Code-based crypto for small servers
Tanja Lange
Eindhoven University of Technology
Deployment of high-confidence code-based cryptography is hampered by the large keys associated with Goppa codes.This talk shows how to make use of the structure of encryption in code-based cryptography and how to combine this with tree hashing for confirming the integrity of the public key to use code-based cryptography for tiny, stateless network servers.
Reproducible Codes and Cryptographic Applications
Edoardo Persichetti
Florida Atlantic University
In this talk I will present a work in progress on structured linear block codes. The investigation starts from well-known examples and generalizes them to a wide class of codes that we call reproducible codes. These codes have the property that they can be entirely generated from a small number of signature vectors, and consequently admit matrices that can be described in a very compact way. I will show some cryptographic applications of this class of codes and explain why the general framework introduced may pave the way for future developments of code-based cryptography.
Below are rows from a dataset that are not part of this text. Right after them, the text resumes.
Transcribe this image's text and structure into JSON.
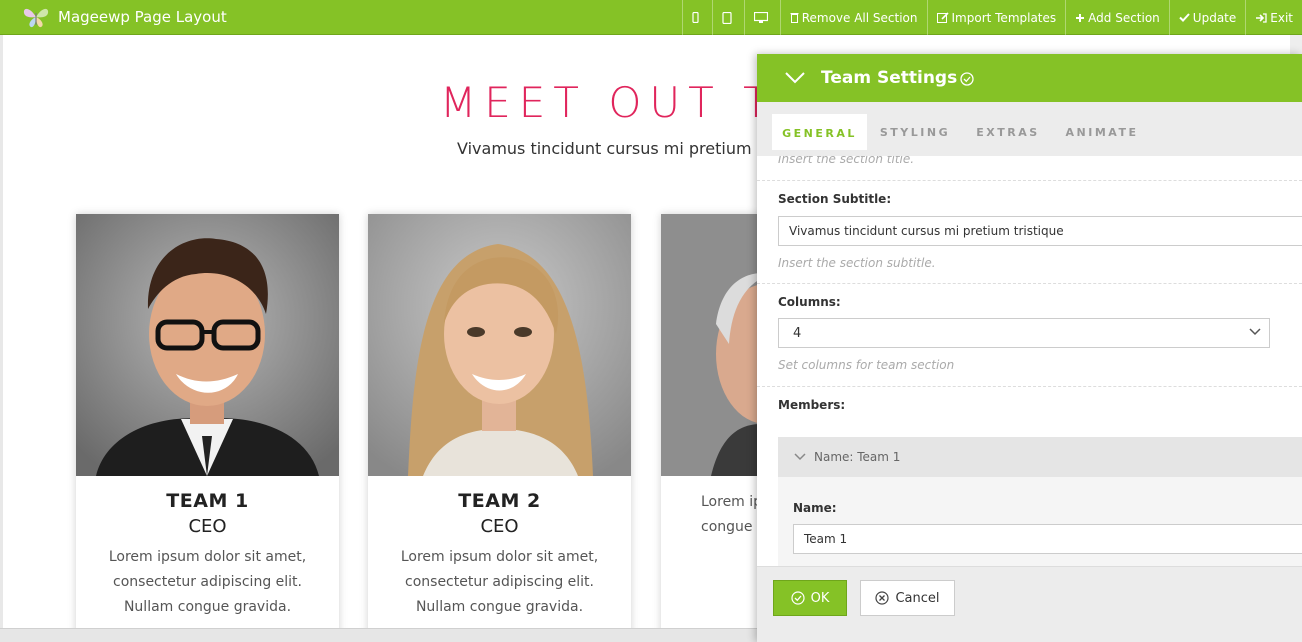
{
  "topbar": {
    "title": "Mageewp Page Layout",
    "remove_all_label": "Remove All Section",
    "import_label": "Import Templates",
    "add_section_label": "Add Section",
    "update_label": "Update",
    "exit_label": "Exit",
    "icons": [
      "mobile-icon",
      "tablet-icon",
      "desktop-icon",
      "trash-icon",
      "edit-icon",
      "plus-icon",
      "check-icon",
      "sign-out-icon"
    ]
  },
  "page": {
    "title": "MEET OUT TE",
    "subtitle": "Vivamus tincidunt cursus mi pretium",
    "title_color": "#e0255c",
    "cards": [
      {
        "name": "TEAM 1",
        "role": "CEO",
        "desc": "Lorem ipsum dolor sit amet, consectetur adipiscing elit. Nullam congue gravida."
      },
      {
        "name": "TEAM 2",
        "role": "CEO",
        "desc": "Lorem ipsum dolor sit amet, consectetur adipiscing elit. Nullam congue gravida."
      },
      {
        "name": "",
        "role": "",
        "desc": "Lorem ip consectetur a congue gravi"
      }
    ]
  },
  "panel": {
    "title": "Team Settings",
    "accent_color": "#85c226",
    "tabs": [
      "GENERAL",
      "STYLING",
      "EXTRAS",
      "ANIMATE"
    ],
    "title_hint": "Insert the section title.",
    "subtitle_label": "Section Subtitle:",
    "subtitle_value": "Vivamus tincidunt cursus mi pretium tristique",
    "subtitle_hint": "Insert the section subtitle.",
    "columns_label": "Columns:",
    "columns_value": "4",
    "columns_hint": "Set columns for team section",
    "members_label": "Members:",
    "member_head": "Name: Team 1",
    "member_name_label": "Name:",
    "member_name_value": "Team 1",
    "ok_label": "OK",
    "cancel_label": "Cancel"
  }
}
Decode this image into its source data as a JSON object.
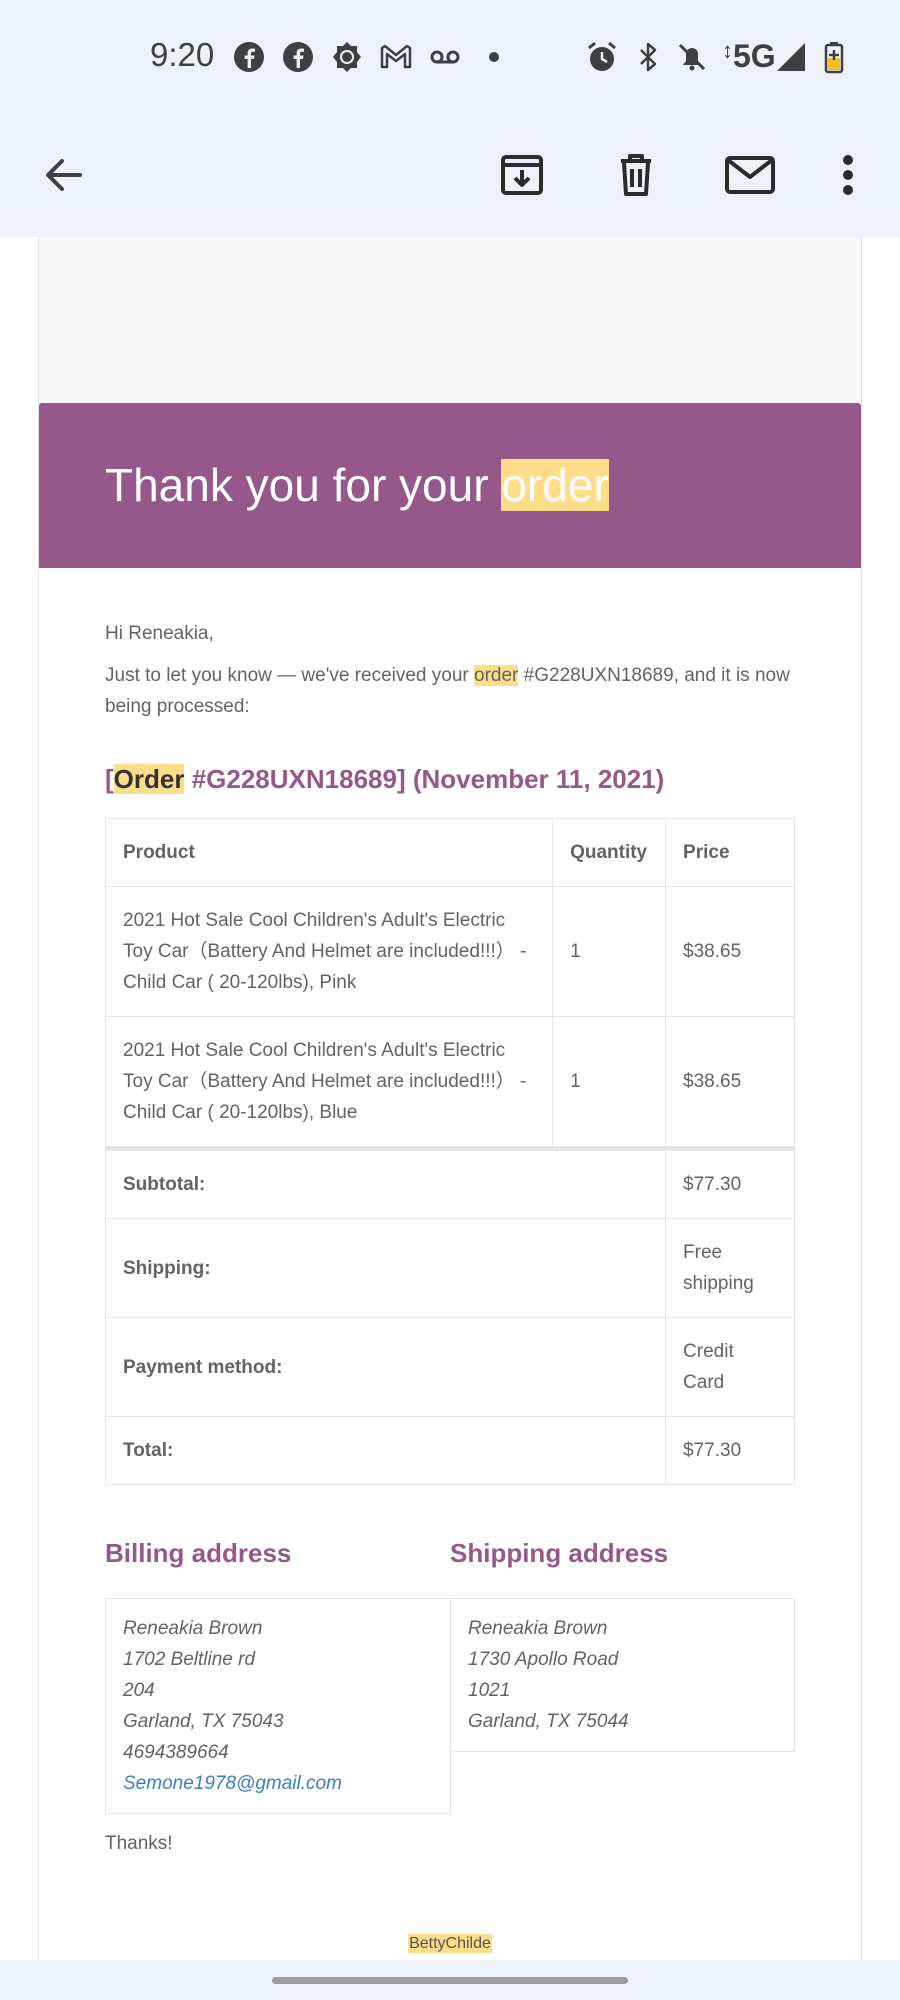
{
  "status_bar": {
    "time": "9:20",
    "network": "5G",
    "left_icons": [
      "facebook-icon",
      "facebook-icon",
      "settings-badge-icon",
      "gmail-icon",
      "voicemail-icon",
      "dot-icon"
    ],
    "right_icons": [
      "alarm-icon",
      "bluetooth-icon",
      "bell-off-icon",
      "signal-icon",
      "battery-icon"
    ]
  },
  "toolbar": {
    "icons": [
      "back-arrow-icon",
      "archive-icon",
      "delete-icon",
      "mark-unread-icon",
      "more-vert-icon"
    ]
  },
  "email": {
    "header": {
      "title_prefix": "Thank you for your ",
      "title_highlight": "order"
    },
    "greeting": "Hi Reneakia,",
    "intro_before": "Just to let you know — we've received your ",
    "intro_highlight": "order",
    "intro_after": " #G228UXN18689, and it is now being processed:",
    "order_heading": {
      "bracket_open": "[",
      "highlight": "Order",
      "rest": " #G228UXN18689] (November 11, 2021)"
    },
    "table": {
      "headers": [
        "Product",
        "Quantity",
        "Price"
      ],
      "items": [
        {
          "product": "2021 Hot Sale Cool Children's Adult's Electric Toy Car（Battery And Helmet are included!!!） - Child Car ( 20-120lbs), Pink",
          "quantity": "1",
          "price": "$38.65"
        },
        {
          "product": "2021 Hot Sale Cool Children's Adult's Electric Toy Car（Battery And Helmet are included!!!） - Child Car ( 20-120lbs), Blue",
          "quantity": "1",
          "price": "$38.65"
        }
      ],
      "totals": [
        {
          "label": "Subtotal:",
          "value": "$77.30"
        },
        {
          "label": "Shipping:",
          "value": "Free shipping"
        },
        {
          "label": "Payment method:",
          "value": "Credit Card"
        },
        {
          "label": "Total:",
          "value": "$77.30"
        }
      ]
    },
    "billing": {
      "heading": "Billing address",
      "lines": [
        "Reneakia Brown",
        "1702 Beltline rd",
        "204",
        "Garland, TX 75043",
        "4694389664"
      ],
      "email": "Semone1978@gmail.com"
    },
    "shipping": {
      "heading": "Shipping address",
      "lines": [
        "Reneakia Brown",
        "1730 Apollo Road",
        "1021",
        "Garland, TX 75044"
      ]
    },
    "thanks": "Thanks!",
    "footer_name": "BettyChilde"
  },
  "colors": {
    "brand": "#96588a",
    "highlight": "#fddd8a",
    "text": "#636363",
    "link": "#3a7dc9"
  }
}
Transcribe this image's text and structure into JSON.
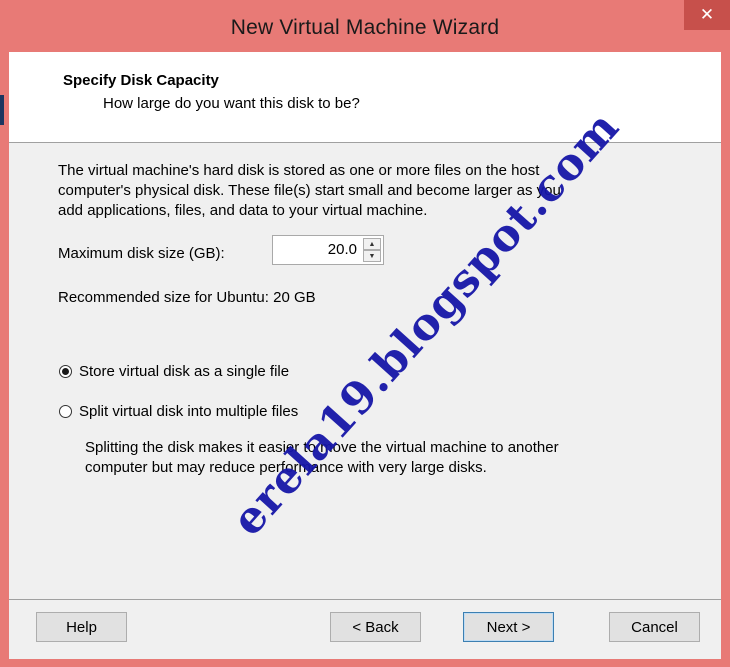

Hyperelliptic point-counting in genus 3 and higher, the RM case
Simon Abelard
University of Waterloo
The problem of counting points on hyperelliptic curves defined over finite fields has been studied for decades by number theorists and cryptographers. This work studies the case of large characteristic, using methods inspired by Schoof and Pila's algorithms. The cornerstone of this approach is to carefully model the torsion by polynomial systems and solve them using appropriate methods (resultants, geometric resolution, Groebner bases). In practice, the exponential dependency in the genus makes it hard to use these point-counting algorithms in genus larger than 2. Restricting to curves with explicit real multiplication, however, we can drastically reduce the size of our polynomial systems, even in arbitrary genus. In genus 3, the subsequent complexity gain allowed us to achieve a record computation over a 64-bit prime field. Part of this is joint work with P. Gaudry and P.-J. Spaenlehauer.